Apoyó la barbilla en la mano, suspiró y murmuró: «Sinceramente, lo tienes muy difícil. Imagínate probarte vestidos de novia mientras tu prometido se fuga con otra mujer. Pero al menos Brian está dispuesto a quedarse contigo al final, a casarse contigo. Eso es más de lo que yo he conseguido nunca».
Natalia exhaló profundamente y dejó caer los hombros. «Uf, ni siquiera sé si debería sentir pena por ti o envidia».
Unos diez minutos más tarde, Rachel se despertó.
A pesar de tener los ojos abiertos, seguía sintiéndose agotada, con las extremidades pesadas por el cansancio. El dolor sordo en el abdomen le confirmó lo que ya sospechaba: solo era la regla.
La marcha de Brian la había alterado, pero no lo suficiente como para desmayarse.
Últimamente, su cuerpo la traicionaba de formas que no entendía.
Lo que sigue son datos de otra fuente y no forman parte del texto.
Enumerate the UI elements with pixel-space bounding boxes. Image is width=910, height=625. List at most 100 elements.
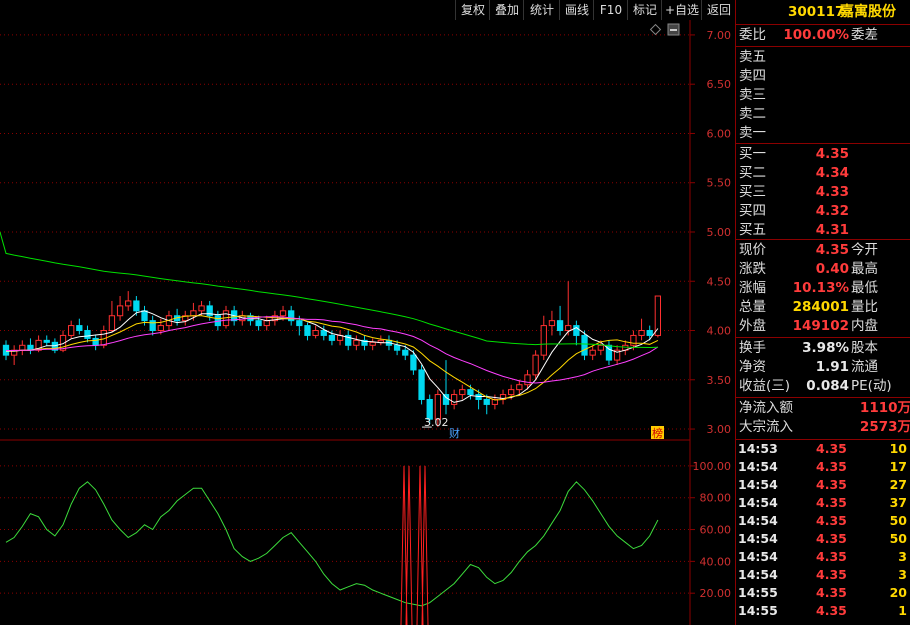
tick-price: 4.35 [816, 513, 847, 528]
tick-price: 4.35 [816, 567, 847, 582]
tick-row: 14:53 4.35 10 [736, 440, 910, 458]
stats-value: 0.084 [806, 378, 849, 394]
tick-row: 14:54 4.35 17 [736, 458, 910, 476]
stats-label-2: 股本 [851, 340, 878, 356]
bid-row[interactable]: 买四 4.32 [736, 202, 910, 221]
tick-volume: 3 [898, 567, 907, 582]
flow-value: 2573万 [859, 419, 910, 435]
tick-row: 14:54 4.35 50 [736, 530, 910, 548]
mark-button[interactable]: 标记 [627, 0, 662, 20]
tick-volume: 10 [889, 441, 907, 456]
draw-line-button[interactable]: 画线 [559, 0, 594, 20]
order-ratio-label: 委比 [739, 27, 766, 43]
tick-row: 14:55 4.35 20 [736, 584, 910, 602]
candle [198, 305, 205, 312]
tick-row: 14:54 4.35 37 [736, 494, 910, 512]
stock-name: 嘉寓股份 [840, 4, 896, 20]
order-diff-label: 委差 [851, 27, 878, 43]
f10-button[interactable]: F10 [593, 0, 628, 20]
tick-time: 14:54 [738, 513, 778, 528]
ask-row: 卖一 [736, 124, 910, 143]
candle [43, 339, 50, 343]
candle [532, 354, 539, 376]
candle [524, 374, 531, 386]
tick-volume: 17 [889, 459, 907, 474]
fuquan-button[interactable]: 复权 [455, 0, 490, 20]
bid-label: 买三 [739, 184, 766, 200]
bid-row[interactable]: 买五 4.31 [736, 221, 910, 240]
ask-row: 卖二 [736, 105, 910, 124]
diamond-icon[interactable] [649, 23, 662, 36]
add-watchlist-button[interactable]: +自选 [661, 0, 702, 20]
stock-code: 300117 [788, 4, 845, 20]
tick-time: 14:55 [738, 603, 778, 618]
candle [508, 389, 515, 396]
candle [638, 330, 645, 336]
finance-marker[interactable]: 财 [449, 426, 460, 440]
indicator-tick-label: 100.00 [693, 460, 732, 473]
tick-time: 14:54 [738, 531, 778, 546]
candle [312, 330, 319, 336]
bid-price: 4.33 [815, 184, 849, 200]
overlay-button[interactable]: 叠加 [489, 0, 524, 20]
rank-marker[interactable]: 榜 [652, 426, 663, 440]
divider [736, 46, 910, 47]
quote-label-2: 最低 [851, 280, 878, 296]
tick-time: 14:53 [738, 441, 778, 456]
tick-row: 14:54 4.35 3 [736, 566, 910, 584]
minimize-icon[interactable] [667, 23, 680, 36]
order-ratio-value: 100.00% [783, 27, 849, 43]
statistics-button[interactable]: 统计 [523, 0, 560, 20]
candle [108, 315, 116, 332]
candle [279, 310, 287, 317]
candle [630, 334, 637, 346]
candle [475, 394, 482, 400]
back-button[interactable]: 返回 [701, 0, 736, 20]
candle [369, 341, 376, 346]
indicator-tick-label: 80.00 [700, 492, 732, 505]
price-tick-label: 3.00 [707, 423, 732, 436]
bid-row[interactable]: 买三 4.33 [736, 183, 910, 202]
stats-row: 收益(三) 0.084 PE(动) [736, 377, 910, 396]
price-grid [0, 34, 690, 430]
indicator-curve [5, 481, 659, 607]
candle [304, 325, 311, 336]
tick-price: 4.35 [816, 441, 847, 456]
tick-price: 4.35 [816, 495, 847, 510]
quote-label: 涨幅 [739, 280, 766, 296]
tick-price: 4.35 [816, 585, 847, 600]
candle [459, 389, 466, 396]
ask-label: 卖二 [739, 106, 766, 122]
quote-label-2: 最高 [851, 261, 878, 277]
bid-label: 买五 [739, 222, 766, 238]
bid-price: 4.35 [815, 146, 849, 162]
candle [149, 320, 156, 332]
tick-price: 4.35 [816, 549, 847, 564]
quote-row: 涨跌 0.40 最高 [736, 260, 910, 279]
bid-price: 4.32 [815, 203, 849, 219]
candle [548, 320, 556, 327]
quote-label: 总量 [739, 299, 766, 315]
candle [76, 325, 83, 332]
bid-row[interactable]: 买二 4.34 [736, 164, 910, 183]
price-axis: 7.00 6.50 6.00 5.50 5.00 4.50 4.00 3.50 3.00 [690, 29, 731, 436]
candle [84, 330, 91, 339]
price-tick-label: 3.50 [707, 374, 732, 387]
stock-header: 300117 嘉寓股份 [736, 3, 910, 22]
tick-volume: 50 [889, 531, 907, 546]
candle [296, 320, 303, 327]
quote-value: 0.40 [815, 261, 849, 277]
flow-row: 净流入额 1110万 [736, 399, 910, 418]
candle [540, 325, 547, 356]
candle [125, 300, 132, 307]
chart-area[interactable]: 7.00 6.50 6.00 5.50 5.00 4.50 4.00 3.50 3.00 100… [0, 0, 735, 625]
stats-label: 收益(三) [739, 378, 791, 394]
candle [393, 344, 401, 351]
price-tick-label: 5.50 [707, 177, 732, 190]
candle [328, 334, 336, 341]
candle [116, 305, 124, 317]
candle [255, 320, 262, 327]
bid-row[interactable]: 买一 4.35 [736, 145, 910, 164]
tick-time: 14:54 [738, 477, 778, 492]
quote-label: 外盘 [739, 318, 766, 334]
El cansancio se aferraba a ella como un peso y le robaba la energía sin motivo aparente. Se le caía el pelo a puñados. Las náuseas la asaltaban de forma aleatoria y había vomitado más veces de las que podía contar.
Al ver movimiento, Natalia se inclinó inmediatamente, con la voz llena de alivio. —¡Por fin! Pensaba que ibas a dormir para siempre. Escucha, lo siento, ¿vale? No creía que fueras tan frágil como para que unas palabras mías te dejaran inconsciente.
Rachel parpadeó ante la mujer que tenía delante. Era innegablemente hermosa, con un aire de inocencia que hacía difícil guardarle rencor.
Sí, había sido mordaz en la tienda de novias, pero ahora, allí de pie, no parecía más que sincera.
Rachel esbozó una pequeña sonrisa. —No soy tan frágil. Las palabras no me hacen desmayar.
—Entonces, ¿qué pasó?
—Probablemente sea el periodo —admitió Rachel—. Eso, y no haber dormido lo suficiente las últimas noches. Mi cuerpo simplemente se rindió, así que no te culpes demasiado. —Se movió, consciente de repente de su creciente malestar. Necesitaba ir al baño, ya.
Apenas levantó la manta antes de que su cuerpo la traicionara. En el momento en que sus pies tocaron el suelo frío, una ola de agotamiento la invadió.
Al darse cuenta de su dificultad, Natalia se acercó rápidamente y la agarró del brazo.
—Al baño, ¿verdad? Vamos, te ayudo. No seas tímida, las dos somos mujeres.
Rachel le dedicó una sonrisa agradecida. —Gracias.
—No tienes por qué darme las gracias.
Después de ayudar a Rachel a encontrar un tampón y asegurarse de que estaba bien, Natalia la acompañó de vuelta a la cama.
En ese momento, Douglas regresó.
Sabiendo que Natalia aún no había comido, había traído una variedad de comida. El aroma rico y cálido llenó la habitación del hospital, ahuyentando el frío estéril.
Natalia se estiró perezosamente, inhalando profundamente antes de sonreír. «Bueno, así está mejor. Al menos ya no parece una morgue». Rápidamente desempacó la comida y lo preparó todo.
Le dio una cuchara a Rachel. —Ya es mediodía. Debes de estar muerta de hambre. Come.